Canada announces aid for evacuees as fires continue to blaze

Canadian Red Cross volunteers, Charlie Shymko (L) from Winnipeg, Manitoba, and Vic Parker from Delaware USA wait to assist wildfire evacuees in Kamloops, British Columbia on July 18, 2017.
Tens of thousands of Canadians who fled wildfires were unable to return home as the massive blazes raged on. Officials said that 159 fires were still burning, 60 of them out of control, in the western province of British Columbia, where the flames have already consumed 188,000 hectares (464,500 acres) of forest and uncultivated land. / AFP PHOTO / Don MacKinnon

KAMLOOPS, Canada (AFP) – As forest fires raged Wednesday in western Canada, the provincial government extended a state of emergency and announced aid for tens of thousands of people evacuated because of the disaster.

Around 140 fires were burning in British Columbia on the Pacific coast, and more than half of them remained out of control, firefighting officials said.

Four of those 140 — down from an earlier figure of 150 — are newly declared fires. All told the flames have forced at least 46,000 people from their homes.

Each household evacuated will receive aid of Can$600 ($480), British Columbia Premier John Horgan said.

That amount will double for families unable to return home over the next two weeks, Horgan said.

He also said a state of emergency that was first declared July 7 and set to expire Friday will be extended by two weeks.

That declaration gave emergency responders, forestry officials and police the authority “to take every action necessary to fight these wildfires and protect residents and their communities,” according to a government statement issued July 7.

“We have had many challenges happen and we have more ahead of us,” Horgan said. “A coordinated, strong response is important.”

Nearly 3,000 firefighters aided by 200 water-dumping helicopters and planes are fighting the fires, and reinforcements are on the way.

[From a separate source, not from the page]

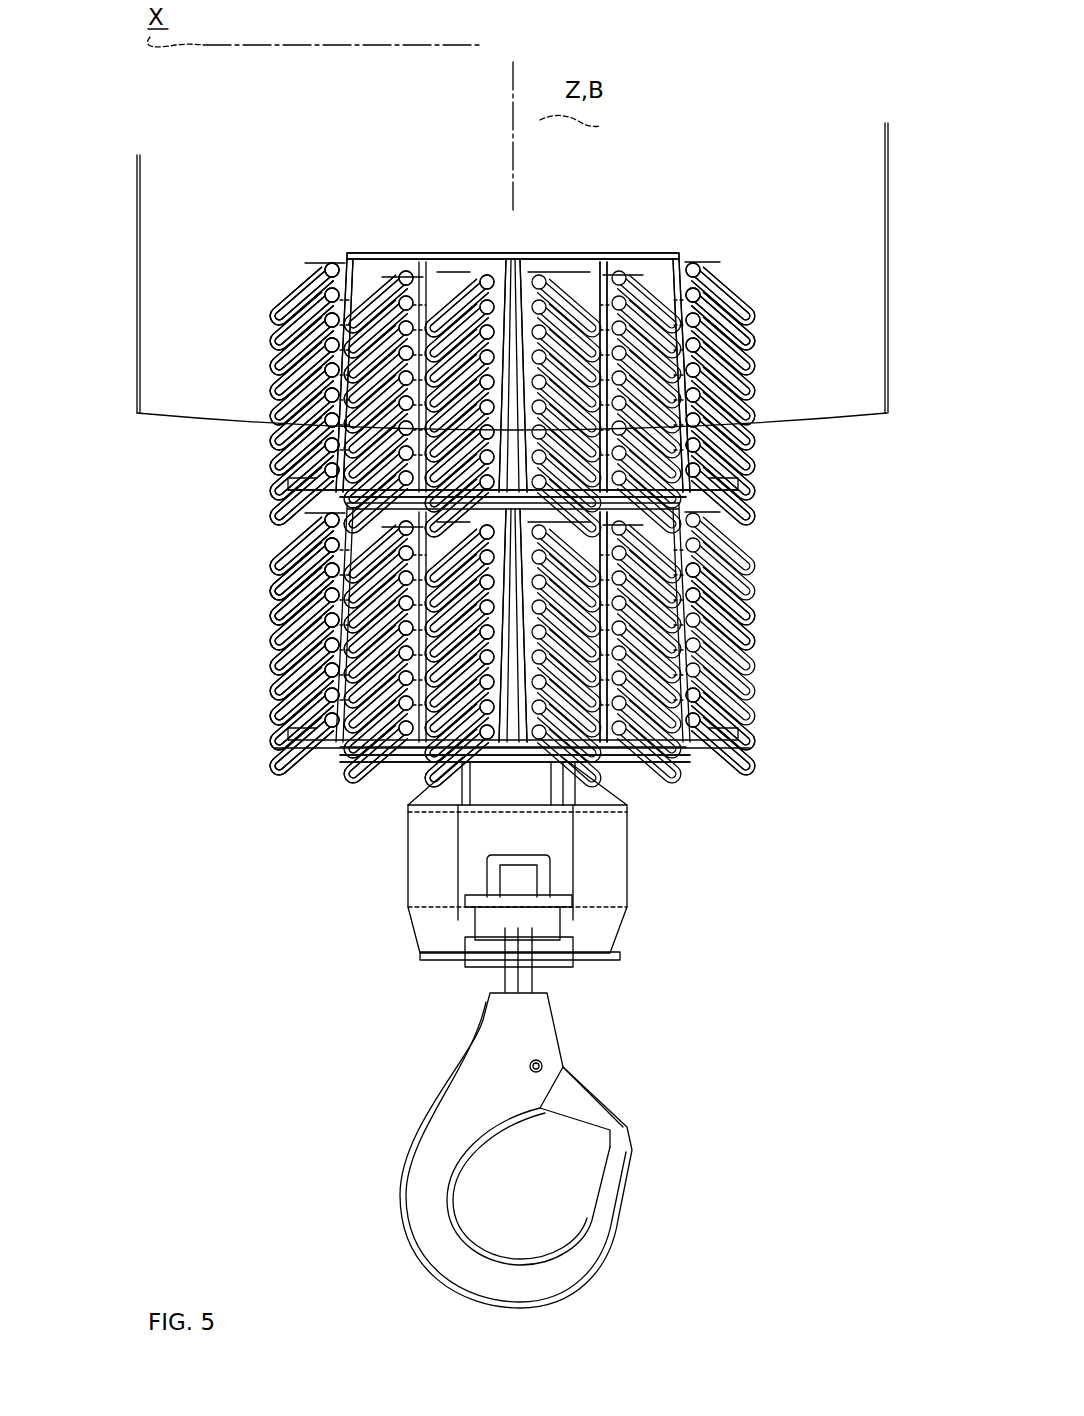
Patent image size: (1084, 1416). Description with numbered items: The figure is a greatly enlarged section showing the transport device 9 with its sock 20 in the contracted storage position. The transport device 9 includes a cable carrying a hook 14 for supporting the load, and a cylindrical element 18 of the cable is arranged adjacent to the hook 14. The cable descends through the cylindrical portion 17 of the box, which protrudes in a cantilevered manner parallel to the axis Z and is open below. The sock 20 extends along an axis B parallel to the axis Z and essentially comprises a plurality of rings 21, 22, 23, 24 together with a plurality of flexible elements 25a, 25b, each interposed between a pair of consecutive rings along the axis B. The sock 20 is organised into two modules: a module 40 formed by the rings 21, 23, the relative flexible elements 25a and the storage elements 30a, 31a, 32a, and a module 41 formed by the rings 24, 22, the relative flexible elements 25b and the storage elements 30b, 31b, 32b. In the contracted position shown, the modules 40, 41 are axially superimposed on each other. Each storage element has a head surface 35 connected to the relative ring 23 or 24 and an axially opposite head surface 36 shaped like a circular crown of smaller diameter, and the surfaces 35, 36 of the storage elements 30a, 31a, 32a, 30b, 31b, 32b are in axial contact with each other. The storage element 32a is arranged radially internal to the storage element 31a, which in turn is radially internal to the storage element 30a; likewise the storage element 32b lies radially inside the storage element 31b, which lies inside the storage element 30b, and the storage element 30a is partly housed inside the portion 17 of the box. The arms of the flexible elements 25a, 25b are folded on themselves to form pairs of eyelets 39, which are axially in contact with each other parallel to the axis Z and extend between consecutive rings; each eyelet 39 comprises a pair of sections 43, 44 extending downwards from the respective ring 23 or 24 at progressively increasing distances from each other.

Rain is forecast in some areas of British Columbia, but the flames are being fueled by bone-dry conditions and fanned by strong winds.

On the eastern slope of the Rocky Mountains, the fires forced the partial closure of some of Canada’s most prized national parks, including Banff in the province of Alberta, which is visited annually by some four million tourists.

Since April, 674 fires have charred 3,530 square kilometers (1,400 square miles) of land. The cost for firefighting and other emergency crews alone has reached more than Can$105 million.

Authorities have yet to give a figure on how many buildings have been destroyed by the fires or the overall economic toll of the disaster.

In Alberta, authorities on Wednesday barred people from lighting campfires.

The province was hit hard last year by forest fires that forced the evacuation of 100,000 people from the oil-producing city of Fort McMurray – Agence France-Presse.